Insofar as we are a long way off from even the kind of "change" that Obama supporters hoped to see through a "renewed engagement with the political process," concepts and understanding will have to change first.  Only when conditions are favorably established can we hope to sustain a movement in the direction that we want to go, and in a way that people will actually want to be a part of.  This will mean yielding to that place where most of us already are, in order to reframe the experience.  In the context of consumerism, this means strategic participation within the patterns of consumption in order to undermine and eventually transcend them.


Anonymous said...

jrb, i've really enjoyed your recent series on consumerism. a couple of days ago i was thinking about my attachment to my ipod, and you touched on that the next day. how to measure "inherent worth" vs "exchange value" w/an ipod?

on that note, thoughts on consumerism (d)evolving into a multiplicity of means of media consumption?

JRB said...

That's funny because while this installment concludes the series, I will have something to say about the iPod and "inherent worth" tomorrow!

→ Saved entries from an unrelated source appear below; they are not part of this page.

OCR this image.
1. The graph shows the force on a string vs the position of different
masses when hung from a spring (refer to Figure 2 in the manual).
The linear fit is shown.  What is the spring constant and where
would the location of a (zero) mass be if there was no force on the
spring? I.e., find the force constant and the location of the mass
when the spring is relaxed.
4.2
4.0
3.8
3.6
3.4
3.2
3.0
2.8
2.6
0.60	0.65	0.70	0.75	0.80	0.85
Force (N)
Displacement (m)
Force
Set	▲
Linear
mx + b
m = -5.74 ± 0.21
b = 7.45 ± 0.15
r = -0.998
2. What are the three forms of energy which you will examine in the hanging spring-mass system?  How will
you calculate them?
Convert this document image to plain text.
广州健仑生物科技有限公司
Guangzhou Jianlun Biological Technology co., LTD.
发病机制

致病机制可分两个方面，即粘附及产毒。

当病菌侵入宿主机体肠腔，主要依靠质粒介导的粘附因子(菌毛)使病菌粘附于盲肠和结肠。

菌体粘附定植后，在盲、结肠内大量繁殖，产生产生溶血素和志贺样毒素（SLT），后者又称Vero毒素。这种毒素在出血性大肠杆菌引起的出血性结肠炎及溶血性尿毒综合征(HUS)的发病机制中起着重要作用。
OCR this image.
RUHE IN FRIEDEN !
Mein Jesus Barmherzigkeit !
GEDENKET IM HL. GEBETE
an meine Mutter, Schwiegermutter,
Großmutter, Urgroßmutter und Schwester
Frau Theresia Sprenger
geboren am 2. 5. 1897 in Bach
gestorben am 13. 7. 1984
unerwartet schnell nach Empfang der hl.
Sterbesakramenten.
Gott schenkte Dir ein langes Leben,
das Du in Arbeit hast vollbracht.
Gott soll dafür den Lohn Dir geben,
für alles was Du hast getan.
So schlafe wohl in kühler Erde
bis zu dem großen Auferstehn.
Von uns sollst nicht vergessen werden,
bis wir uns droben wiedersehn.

Your last question is intriguing but I'm not sure I completely understand it. I do think consumerism will probably need to (d)evolve, however -- that is a good term for it.

DPirate said...

Inasmuch as a blog or artistic endeavor affects the culture, this is the front line, so to speak.

Anonymous said...

media consumption? ipods/pads, ever faster PC's, TiVo, Xbox, apps out the wazoo for a multiplicity of cell phone, and tons of stuff i'm not even aware of.

JRB said...

Everything is made convenient that plays its part for power. The technologies that are preferenced are those that promote exchange value; we see this very clearly, for example, every time King Facebook issues a decree that everybody hates: it places their use value at odds with what he is trying to accomplish on behalf of investors.

The conflict is playing itself out in the "net neutrality" debates in Congress, which will determine a lot of what private ownership can do with the internet, but you also see it in the conflict (as with Facebook) between users and administrators of specific technologies.

JRB said...


The front line, wherever it is, always begins with whatever you are doing.

almostinfamous said...

yeah - corporate social responsibility is something that really gets my goat.

i am digesting your series slowly, and will try and get back with some relevant points when i can :)

Justin said...

Not pertaining to this post specifically, but also, in general, you are a very thought-provoking writer. You really put things together in a way that offers new insights and is interesting to mull over. Just a general compliment, I mostly can't stand blogs because so few of them add much worth reading, blogs such as yours are a reason to sift through the chafe.

JRB said...

That's a real compliment, Justin. Thank you.